OLD PLYMOUTH . UK
www.oldplymouth.uk
 

  Brian Moseley, Plymouth
Webpage created: April 16, 2018
Webpage updated: April 16, 2018

        

TRAMWAYS IN OLD PLYMOUTH  |  PLYMOUTH, STONEHOUSE AND DEVONPORT TRAMWAYS COMPANY LIMITED

BOARD OF TRADE INSPECTION

Major Pringle, the Board of Trade's Inspector, carried out his inspection on Friday October 18th 1901, accompanied by Mr John Glenn, the engineer, Mr G H Moreton, the manager, and Mr C L Duke, the contractor for the permanent way.  Various officers from Plymouth and Devonport Borough Councils and East Stonehouse Urban District Council were also present.

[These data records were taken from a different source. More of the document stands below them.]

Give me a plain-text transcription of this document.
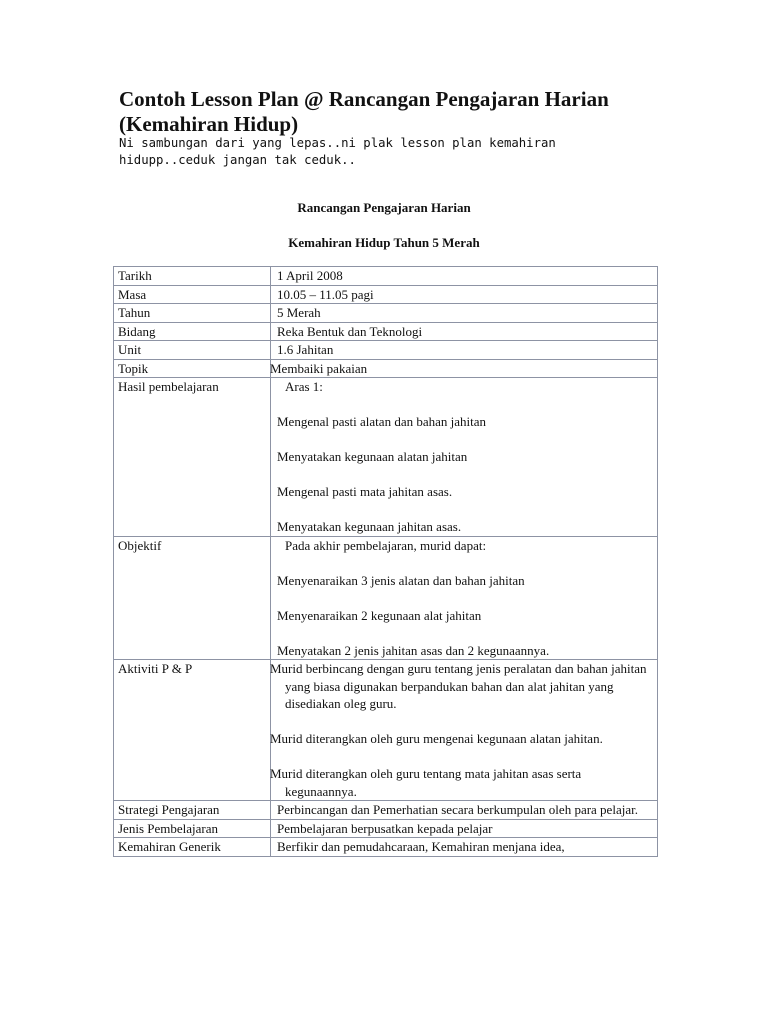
Contoh Lesson Plan @ Rancangan Pengajaran Harian (Kemahiran Hidup)

Ni sambungan dari yang lepas..ni plak lesson plan kemahiran hidupp..ceduk jangan tak ceduk..

Rancangan Pengajaran Harian

Kemahiran Hidup Tahun 5 Merah

Tarikh	1 April 2008
Masa	10.05 – 11.05 pagi
Tahun	5 Merah
Bidang	Reka Bentuk dan Teknologi
Unit	1.6 Jahitan
Topik	Membaiki pakaian
Hasil pembelajaran	Aras 1:

Mengenal pasti alatan dan bahan jahitan

Menyatakan kegunaan alatan jahitan

Mengenal pasti mata jahitan asas.

Menyatakan kegunaan jahitan asas.

Objektif	Pada akhir pembelajaran, murid dapat:

Menyenaraikan 3 jenis alatan dan bahan jahitan

Menyenaraikan 2 kegunaan alat jahitan

Menyatakan 2 jenis jahitan asas dan 2 kegunaannya.

Aktiviti P & P	Murid berbincang dengan guru tentang jenis peralatan dan bahan jahitan yang biasa digunakan berpandukan bahan dan alat jahitan yang disediakan oleg guru.

Murid diterangkan oleh guru mengenai kegunaan alatan jahitan.

Murid diterangkan oleh guru tentang mata jahitan asas serta kegunaannya.

Strategi Pengajaran	Perbincangan dan Pemerhatian secara berkumpulan oleh para pelajar.
Jenis Pembelajaran	Pembelajaran berpusatkan kepada pelajar
Kemahiran Generik	Berfikir dan pemudahcaraan, Kemahiran menjana idea,
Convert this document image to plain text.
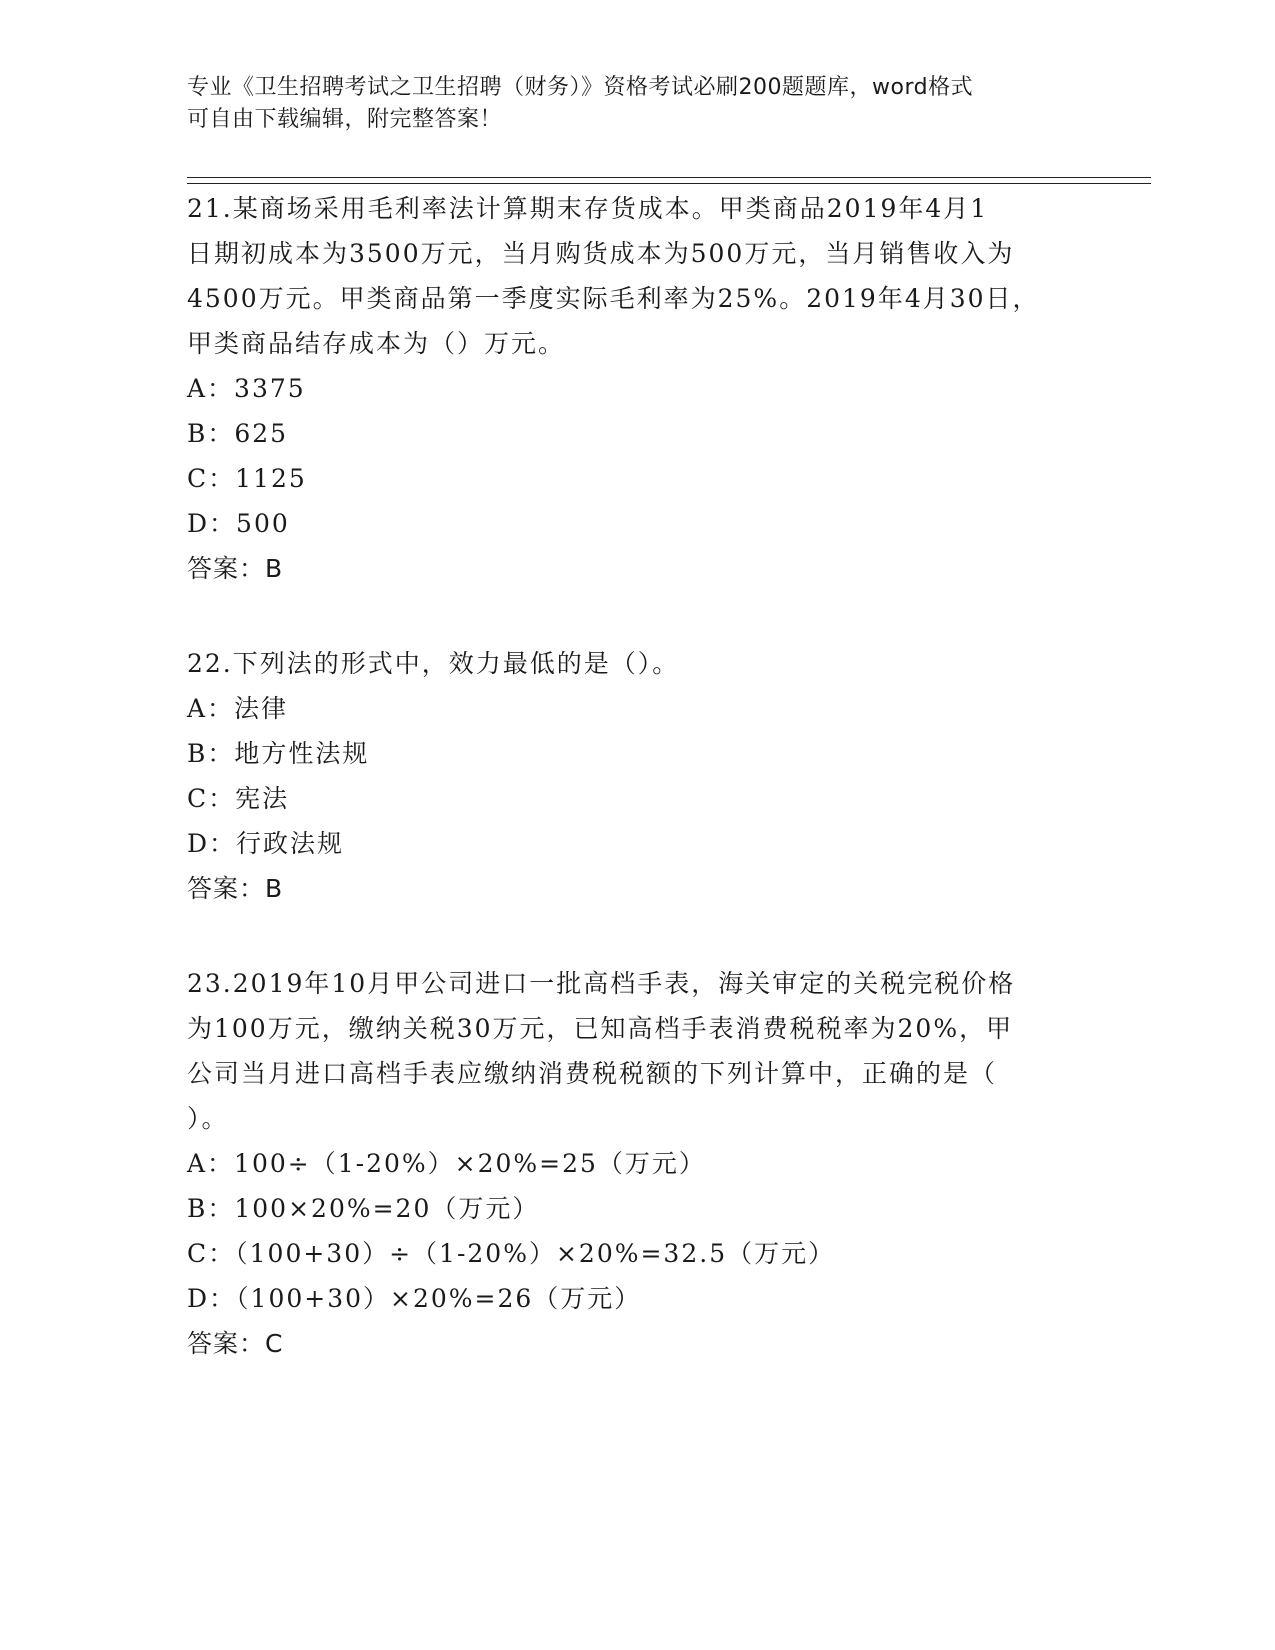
专业《卫生招聘考试之卫生招聘（财务）》资格考试必刷200题题库，word格式
可自由下载编辑，附完整答案！
21.某商场采用毛利率法计算期末存货成本。甲类商品2019年4月1
日期初成本为3500万元，当月购货成本为500万元，当月销售收入为
4500万元。甲类商品第一季度实际毛利率为25%。2019年4月30日，
甲类商品结存成本为（）万元。
A：3375
B：625
C：1125
D：500
答案：B
22.下列法的形式中，效力最低的是（）。
A：法律
B：地方性法规
C：宪法
D：行政法规
答案：B
23.2019年10月甲公司进口一批高档手表，海关审定的关税完税价格
为100万元，缴纳关税30万元，已知高档手表消费税税率为20%，甲
公司当月进口高档手表应缴纳消费税税额的下列计算中，正确的是（
）。
A：100÷（1-20%）×20%=25（万元）
B：100×20%=20（万元）
C：（100+30）÷（1-20%）×20%=32.5（万元）
D：（100+30）×20%=26（万元）
答案：C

Major Pringle and the representatives of Plymouth Council joined the tram at Bank of England Place and rumbled off to the Borough boundary at Manor Street (New Palace Theatre), where they were joined by the gentlemen from East Stonehouse and Devonport Councils.  A stop was made at Edgcumbe Street, where before the gauge was narrowed the District Council's water main had run down the centre of the track but was now buried underneath one of the lines.  The District Council's engineer felt that in the event of damage to the main, from whatever cause, the Company should help to defray the cost of repairs.  This they agreed to and the journey was resumed.

Speed restrictions were imposed by the Inspector.  The maximum speed in Devonport was to be 8mph, reducing to 4mph on all corners and 6mph in Saint Aubyn Street and Chapel Street and on Stonehouse Bridge.  In Edgcumbe Street and that part of Union Street within East Stonehouse, the speed was to be 6mph but 8mph was to be allowed in the Plymouth part of Union Street.

One other problem was highlighted during the inspection.  It had been found that when passing underneath the railway arch at Millbay, it had been possible for someone standing on the upper deck to touch the electric wires so these had been moved to the side out of reach.

The new electrified service commenced on Monday November 18th 1901.